The simulation revealed that at least 55 percent of wi-fi access points would be compromised within two weeks of an outbreak occurring. The researchers said that in urban areas this could mean tens of thousands of people were at risk.

Malware attacks using wi-fi routers have been limited in the past, as the majority of attacks revolve around the creation of fake access points that steal login and other details from those using them to gain online access.

However, these ubiquitous access points could be used in a much more ambitious attack, according to the study by Hao Hu, Steven Myers, Vittoria Colizza, and Alessandro Vespignani from the University of Indiana.

The team demonstrated a theoretical attack modeled by involved attempts to subvert the firmware inside a wi-fi access point or router, which keeps the device running.

The researchers said hi-tech criminals looking to subvert wi-fi access points could rely on the fact that few people take basic steps to stop unauthorized access to the device.

Surveys showed only around 40 percent of consumers that use wi-fi routers use encryption to limit who has access to their machines. The majority of those people do not change the default password that the device ships with, making their computers more vulnerable to outside access.
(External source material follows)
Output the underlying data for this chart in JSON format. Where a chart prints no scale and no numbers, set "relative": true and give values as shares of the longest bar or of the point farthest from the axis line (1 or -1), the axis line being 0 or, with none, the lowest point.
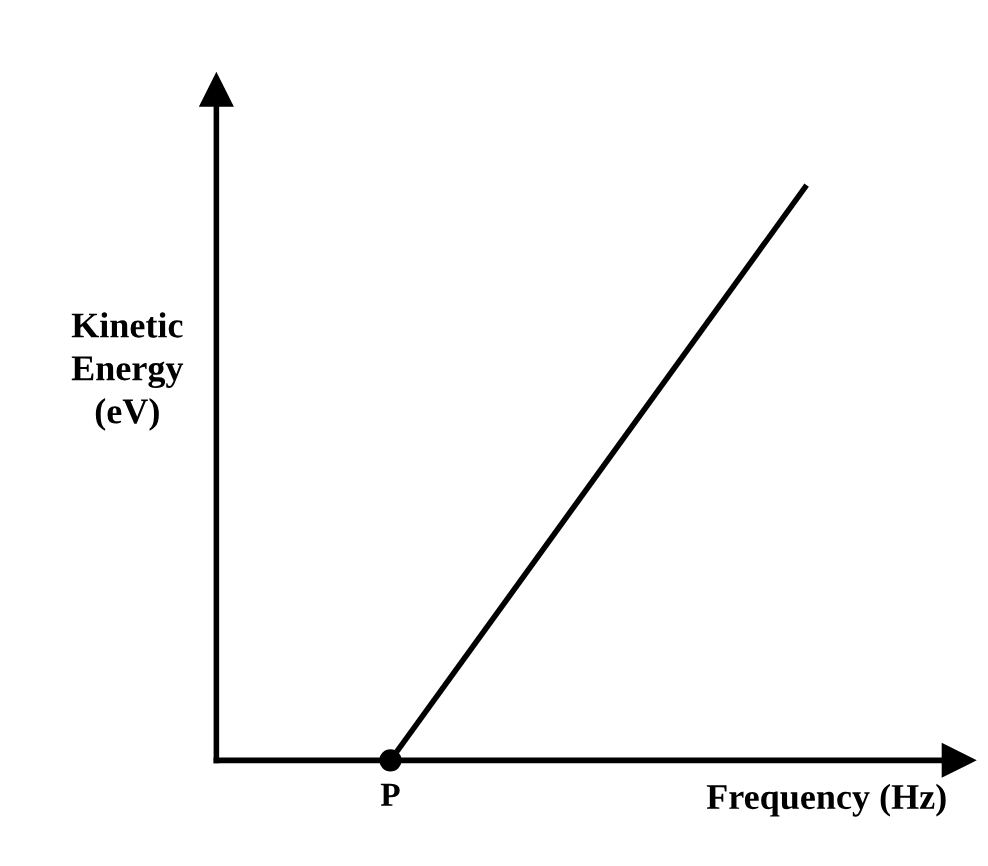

And few routers have lock out mechanisms that stop endless attempts to guess passwords that have been changed, they added.

Modeled attacks were carried out in seven areas including Manhattan and Chicago. The researchers took the numbers of wi-fi routers in each location from public lists of access points. About 18,000 access points were infected over a two-week period in the New York simulation alone.

The team noted that there is a real concern about the wireless spread of wi-fi-based malware.

"Action needs to be taken to detect and prevent such outbreaks, and more thoughtful planning for the security of future wireless devices needs to occur, so that such scenarios do not occur or worsen with future technology," the team wrote.

The researchers suggest that people change default passwords and use encryption, both of which can limit the ability of wireless-borne malware to spread.